After seeing a single OpenAI update wipe out scores of Y Combinator AI startups, I thought long and hard about how to develop a deep and sustainable moat.
I realized that the moat came from deep domain expertise combined with private proprietary data. This is made extra important because LLM performance plateaus as high-quality data becomes scarce.
A model that is trained on your proprietary data and used as a tool within your own unique workflows is much harder to copy. LLMs have to be a feature not the product.
Partnering with incumbents lets AI double revenue faster than launching new startups
To capitalise on this insight my AI agency partnered with companies that were less high tech but had deep domain expertise and proprietary data.
I spoke to oil brokers, partnered with specialist translation companies, worked with e-sports gaming companies. Because they already owned unique data in their specific nice.
When we sped up a month‑long task to two weeks, revenue doubled without starting a “new startup” from scratch.
You don’t need to do sales if you are already in the company. Yes, you do not capture as much upside, but how much upside is there to capture if your product is undifferentiated?

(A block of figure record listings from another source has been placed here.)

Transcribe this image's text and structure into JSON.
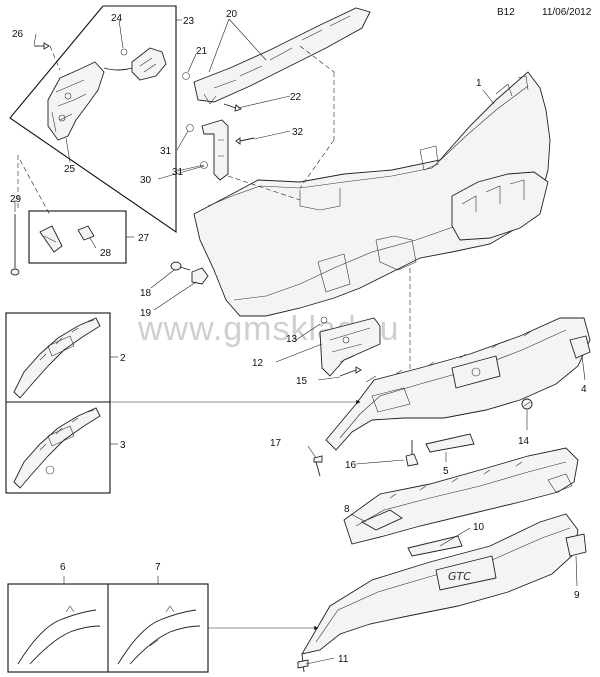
{
  "header": {
    "page_code": "B12",
    "date": "11/06/2012"
  },
  "watermark": "www.gmsklad.ru",
  "callouts": {
    "c1": "1",
    "c2": "2",
    "c3": "3",
    "c4": "4",
    "c5": "5",
    "c6": "6",
    "c7": "7",
    "c8": "8",
    "c9": "9",
    "c10": "10",
    "c11": "11",
    "c12": "12",
    "c13": "13",
    "c14": "14",
    "c15": "15",
    "c16": "16",
    "c17": "17",
    "c18": "18",
    "c19": "19",
    "c20": "20",
    "c21": "21",
    "c22": "22",
    "c23": "23",
    "c24": "24",
    "c25": "25",
    "c26": "26",
    "c27": "27",
    "c28": "28",
    "c29": "29",
    "c30": "30",
    "c31a": "31",
    "c31b": "31",
    "c32": "32"
  },
  "emblem_text": "GTC"
}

Meaningful impact demands immersive focus in a single business domain
Large, durable impact in AI demands immersive focus on one business domain. Deep immersion lets you map the real money flows, absorb team culture, and master the tiny workflow quirks generic consultants never see. That breadth of insight requires more than code: you need product intuition, crisp communication, and change-management skills to carry the tech across the finish line
Spreading attention across many clients dilutes depth and erodes quality. Each context switch forces you to rebuild mental models draining my brain power; even top engineers struggle to maintain flow when toggling domains all day. And that’s just the engineering context adding the business context on top makes it even harder.
To restore depth, I shut down the agency and decided to devote myself to a single, high-leverage company. Fewer plates mean tighter craftsmanship, clearer accountability, and the satisfaction of seeing ideas through from prototype to production impact.

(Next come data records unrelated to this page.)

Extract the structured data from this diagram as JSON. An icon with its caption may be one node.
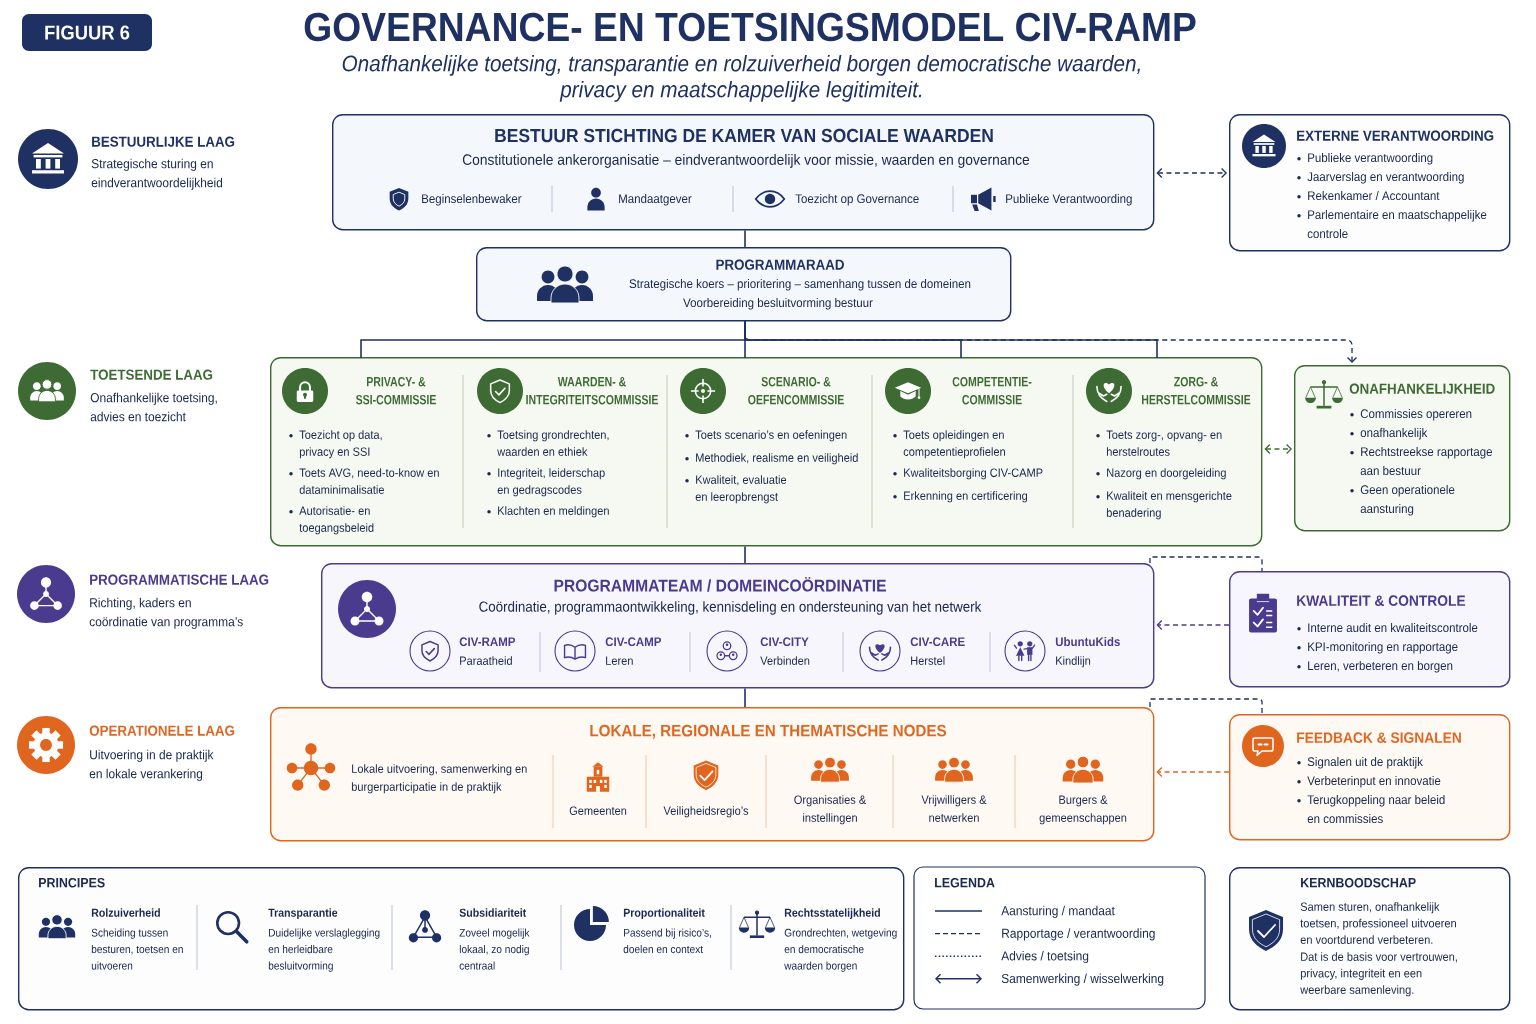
{
  "diagram": {
    "title": "GOVERNANCE- EN TOETSINGSMODEL CIV-RAMP",
    "nodes": [
      {
        "text": [
          "FIGUUR 6"
        ]
      },
      {
        "text": [
          "BESTUUR STICHTING DE KAMER VAN SOCIALE WAARDEN",
          "Constitutionele ankerorganisatie – eindverantwoordelijk voor missie, waarden en governance",
          "Beginselenbewaker",
          "Mandaatgever",
          "Toezicht op Governance",
          "Publieke Verantwoording"
        ]
      },
      {
        "text": [
          "EXTERNE VERANTWOORDING",
          "Publieke verantwoording",
          "Jaarverslag en verantwoording",
          "Rekenkamer / Accountant",
          "Parlementaire en maatschappelijke controle"
        ]
      },
      {
        "text": [
          "PROGRAMMARAAD",
          "Strategische koers – prioritering – samenhang tussen de domeinen",
          "Voorbereiding besluitvorming bestuur"
        ]
      },
      {
        "text": [],
        "shape": "box"
      },
      {
        "text": [
          "PRIVACY- & SSI-COMMISSIE",
          "Toezicht op data, privacy en SSI",
          "Toets AVG, need-to-know en dataminimalisatie",
          "Autorisatie- en toegangsbeleid"
        ],
        "in": 4
      },
      {
        "text": [
          "WAARDEN- & INTEGRITEITSCOMMISSIE",
          "Toetsing grondrechten, waarden en ethiek",
          "Integriteit, leiderschap en gedragscodes",
          "Klachten en meldingen"
        ],
        "in": 4
      },
      {
        "text": [
          "SCENARIO- & OEFENCOMMISSIE",
          "Toets scenario’s en oefeningen",
          "Methodiek, realisme en veiligheid",
          "Kwaliteit, evaluatie en leeropbrengst"
        ],
        "in": 4
      },
      {
        "text": [
          "COMPETENTIE- COMMISSIE",
          "Toets opleidingen en competentieprofielen",
          "Kwaliteitsborging CIV-CAMP",
          "Erkenning en certificering"
        ],
        "in": 4
      },
      {
        "text": [
          "ZORG- & HERSTELCOMMISSIE",
          "Toets zorg-, opvang- en herstelroutes",
          "Nazorg en doorgeleiding",
          "Kwaliteit en mensgerichte benadering"
        ],
        "in": 4
      },
      {
        "text": [
          "ONAFHANKELIJKHEID",
          "Commissies opereren",
          "onafhankelijk",
          "Rechtstreekse rapportage aan bestuur",
          "Geen operationele aansturing"
        ]
      },
      {
        "text": [
          "PROGRAMMATEAM / DOMEINCOÖRDINATIE",
          "Coördinatie, programmaontwikkeling, kennisdeling en ondersteuning van het netwerk",
          "CIV-RAMP",
          "Paraatheid",
          "CIV-CAMP",
          "Leren",
          "CIV-CITY",
          "Verbinden",
          "CIV-CARE",
          "Herstel",
          "UbuntuKids",
          "Kindlijn"
        ]
      },
      {
        "text": [
          "KWALITEIT & CONTROLE",
          "Interne audit en kwaliteitscontrole",
          "KPI-monitoring en rapportage",
          "Leren, verbeteren en borgen"
        ]
      },
      {
        "text": [
          "LOKALE, REGIONALE EN THEMATISCHE NODES",
          "Lokale uitvoering, samenwerking en burgerparticipatie in de praktijk",
          "Gemeenten",
          "Veiligheidsregio’s",
          "Organisaties & instellingen",
          "Vrijwilligers & netwerken",
          "Burgers & gemeenschappen"
        ]
      },
      {
        "text": [
          "FEEDBACK & SIGNALEN",
          "Signalen uit de praktijk",
          "Verbeterinput en innovatie",
          "Terugkoppeling naar beleid en commissies"
        ]
      },
      {
        "text": [
          "PRINCIPES",
          "Rolzuiverheid",
          "Scheiding tussen besturen, toetsen en uitvoeren",
          "Transparantie",
          "Duidelijke verslaglegging en herleidbare besluitvorming",
          "Subsidiariteit",
          "Zoveel mogelijk lokaal, zo nodig centraal",
          "Proportionaliteit",
          "Passend bij risico’s, doelen en context",
          "Rechtsstatelijkheid",
          "Grondrechten, wetgeving en democratische waarden borgen"
        ]
      },
      {
        "text": [
          "KERNBOODSCHAP",
          "Samen sturen, onafhankelijk toetsen, professioneel uitvoeren en voortdurend verbeteren.",
          "Dat is de basis voor vertrouwen, privacy, integriteit en een weerbare samenleving."
        ]
      }
    ],
    "edges": [
      {
        "from": 1,
        "to": 2,
        "arrow": "both",
        "style": "dashed"
      },
      {
        "from": 1,
        "to": 3,
        "arrow": "none"
      },
      {
        "from": 3,
        "to": 5,
        "arrow": "none"
      },
      {
        "from": 3,
        "to": 7,
        "arrow": "none"
      },
      {
        "from": 3,
        "to": 8,
        "arrow": "none"
      },
      {
        "from": 3,
        "to": 9,
        "arrow": "none"
      },
      {
        "from": 3,
        "to": 10,
        "arrow": "to",
        "style": "dashed"
      },
      {
        "from": 4,
        "to": 10,
        "arrow": "both",
        "style": "dashed",
        "color": "#3d6b33"
      },
      {
        "from": 4,
        "to": 11,
        "arrow": "none"
      },
      {
        "from": 11,
        "to": 12,
        "arrow": "none",
        "style": "dashed"
      },
      {
        "from": 12,
        "to": 11,
        "arrow": "to",
        "style": "dashed",
        "color": "#4b3b8e"
      },
      {
        "from": 11,
        "to": 13,
        "arrow": "none"
      },
      {
        "from": 13,
        "to": 14,
        "arrow": "none",
        "style": "dashed"
      },
      {
        "from": 14,
        "to": 13,
        "arrow": "to",
        "style": "dashed",
        "color": "#e0661f"
      }
    ],
    "labels": [
      "Onafhankelijke toetsing, transparantie en rolzuiverheid borgen democratische waarden, privacy en maatschappelijke legitimiteit.",
      "BESTUURLIJKE LAAG",
      "Strategische sturing en eindverantwoordelijkheid",
      "TOETSENDE LAAG",
      "Onafhankelijke toetsing, advies en toezicht",
      "PROGRAMMATISCHE LAAG",
      "Richting, kaders en coördinatie van programma’s",
      "OPERATIONELE LAAG",
      "Uitvoering in de praktijk en lokale verankering",
      "LEGENDA"
    ],
    "legend": [
      {
        "text": "Aansturing / mandaat"
      },
      {
        "text": "Rapportage / verantwoording"
      },
      {
        "text": "Advies / toetsing"
      },
      {
        "text": "Samenwerking / wisselwerking"
      }
    ]
  }
}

The Boston Globe offers the perfect mix of brand, scale, and untapped data.
I almost skimmed past the AI Engineer Fellow role at The Boston Globe. My first thought was, “People still read newspapers?” A quick dive changed that. The Globe owns a 150+ years of reporting expertise and a mountain of private data that no start-up can spin up overnight. Pair that with a household-name and real-world infrastructure and you get an incredible moat.
Note: If you have not watched the movie Spotlight you should do it right now!
The numbers backed it up. Roughly half a billion dollars in annual revenue means the organisation has the muscle to fund serious experiments. The playbook stays the same: dig into the archives, learn the workflows, spot the high-leverage points, then build.
The scale is bigger than any customer I’ve served or any company I’ve worked at. But the core idea remains the same: go deep, unlock hidden value, execute with focus.
Build, write, give back
My LinkedIn tagline is “Build, write, give back.” It mirrors what journalists do: they write to reveal something about society to society, giving people the power to change their world for the better.
(Inspired by John Henry’s 2013 op‑ed “Why I Bought the Globe,” which drove home how big, local institutions can still reinvent themselves if they marry purpose with innovation.)